How do you get the error? Which windows version do you use?
Previous Comments:
[2011-06-14 10:28:23] s...@php.net
I'm still experiencing issues with 5.3.6. Calling the method with both
MCRYPT_DEV_RANDOM and MCRYPT_DEV_URANDOM results in the fatal error. IMO the
first should block, and the second should just return non-crypto-safe data, but
it should return *something*, and ideally do it fast.
[2010-08-09 10:14:52] paj...@php.net
This bug has been fixed in SVN.
Snapshots of the sources are packaged every three hours; this change
will be in the next snapshot. You can grab the snapshot at
http://snaps.php.net/.
Thank you for the report, and for helping us make PHP better.

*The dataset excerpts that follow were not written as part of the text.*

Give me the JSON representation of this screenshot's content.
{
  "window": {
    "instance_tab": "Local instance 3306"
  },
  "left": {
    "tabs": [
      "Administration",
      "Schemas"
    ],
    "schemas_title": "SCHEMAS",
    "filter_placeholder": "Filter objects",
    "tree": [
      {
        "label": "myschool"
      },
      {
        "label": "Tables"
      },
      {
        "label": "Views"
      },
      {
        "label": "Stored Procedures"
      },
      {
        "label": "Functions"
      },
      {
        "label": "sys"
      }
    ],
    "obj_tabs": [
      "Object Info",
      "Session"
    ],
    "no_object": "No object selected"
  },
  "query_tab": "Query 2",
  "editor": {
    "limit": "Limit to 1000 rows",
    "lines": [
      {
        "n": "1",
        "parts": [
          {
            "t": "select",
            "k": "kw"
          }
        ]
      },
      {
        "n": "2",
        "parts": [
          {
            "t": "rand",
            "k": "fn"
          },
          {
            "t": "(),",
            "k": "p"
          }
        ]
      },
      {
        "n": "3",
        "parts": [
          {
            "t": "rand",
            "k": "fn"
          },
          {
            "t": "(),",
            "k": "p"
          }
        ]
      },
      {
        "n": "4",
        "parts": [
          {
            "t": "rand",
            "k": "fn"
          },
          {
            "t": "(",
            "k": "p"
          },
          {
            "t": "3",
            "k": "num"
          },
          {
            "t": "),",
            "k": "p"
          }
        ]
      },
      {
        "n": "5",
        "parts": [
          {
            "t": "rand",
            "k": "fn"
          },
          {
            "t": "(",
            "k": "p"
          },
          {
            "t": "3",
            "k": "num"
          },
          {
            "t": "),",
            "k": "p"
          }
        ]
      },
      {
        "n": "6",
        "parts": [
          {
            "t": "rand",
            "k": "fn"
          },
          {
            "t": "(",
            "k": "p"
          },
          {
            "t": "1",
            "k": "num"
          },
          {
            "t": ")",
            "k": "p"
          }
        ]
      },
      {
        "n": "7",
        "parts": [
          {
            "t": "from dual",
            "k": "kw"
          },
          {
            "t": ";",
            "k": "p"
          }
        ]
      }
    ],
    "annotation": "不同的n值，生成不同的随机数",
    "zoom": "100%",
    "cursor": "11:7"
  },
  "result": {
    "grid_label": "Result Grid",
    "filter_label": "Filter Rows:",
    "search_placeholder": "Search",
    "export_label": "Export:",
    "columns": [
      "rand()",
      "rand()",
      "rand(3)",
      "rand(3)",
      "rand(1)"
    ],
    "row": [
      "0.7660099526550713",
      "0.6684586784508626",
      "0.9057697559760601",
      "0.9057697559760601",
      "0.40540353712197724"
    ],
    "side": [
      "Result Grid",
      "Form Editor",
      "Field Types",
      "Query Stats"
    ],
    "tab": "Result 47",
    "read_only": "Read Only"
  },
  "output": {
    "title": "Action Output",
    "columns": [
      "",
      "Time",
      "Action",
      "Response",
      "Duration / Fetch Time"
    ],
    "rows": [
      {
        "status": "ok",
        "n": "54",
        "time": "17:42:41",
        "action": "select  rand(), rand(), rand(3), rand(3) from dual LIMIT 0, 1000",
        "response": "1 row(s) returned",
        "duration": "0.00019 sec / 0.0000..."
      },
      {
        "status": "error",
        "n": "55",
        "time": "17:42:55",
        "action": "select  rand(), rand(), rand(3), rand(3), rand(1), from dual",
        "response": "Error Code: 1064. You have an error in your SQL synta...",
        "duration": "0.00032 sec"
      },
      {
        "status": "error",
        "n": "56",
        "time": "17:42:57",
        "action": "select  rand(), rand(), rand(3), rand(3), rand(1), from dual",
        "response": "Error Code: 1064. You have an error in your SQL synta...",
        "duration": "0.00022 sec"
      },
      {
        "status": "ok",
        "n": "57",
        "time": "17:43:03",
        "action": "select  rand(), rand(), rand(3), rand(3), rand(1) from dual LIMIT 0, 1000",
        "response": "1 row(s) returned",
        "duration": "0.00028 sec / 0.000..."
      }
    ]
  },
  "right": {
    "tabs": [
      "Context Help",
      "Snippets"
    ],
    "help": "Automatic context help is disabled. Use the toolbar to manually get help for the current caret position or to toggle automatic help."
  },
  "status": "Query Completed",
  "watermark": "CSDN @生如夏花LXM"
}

[2010-08-09 10:14:16] paj...@php.net
Automatic comment from SVN on behalf of pajoye
Revision: http://svn.php.net/viewvc/?view=revision&revision=302024
Log: - #52523, fix logic (0 is perfectly valid as part of the data, bin data)
[2010-08-03 18:11:15] paj...@php.net
@derick
urandom is not crypto safe (to be more precised).
@thequod
About the patch in typo3, this code is wrong. They use urandom on non windows
platform, then try alternatives on windows only.
Problem is that they first try COM (very slow), then try with mcrypt_create_iv
and overwrite COM output (regardless if it worked well or not). MCrypt also
always exists on windows with 5.3+, no need to test it (statically compiled).
The openssl code won't be used either (never reached this condition).
However even if the openssl code was used, its logic is wrong. It considers
non strong (not crypto safe) output as invalid. But urandom is not crypto safe
anyway. They should test for the openssl function in the 1st place then use
fopen('urandom') and finally mcrypt and other options. Much better/cleaner.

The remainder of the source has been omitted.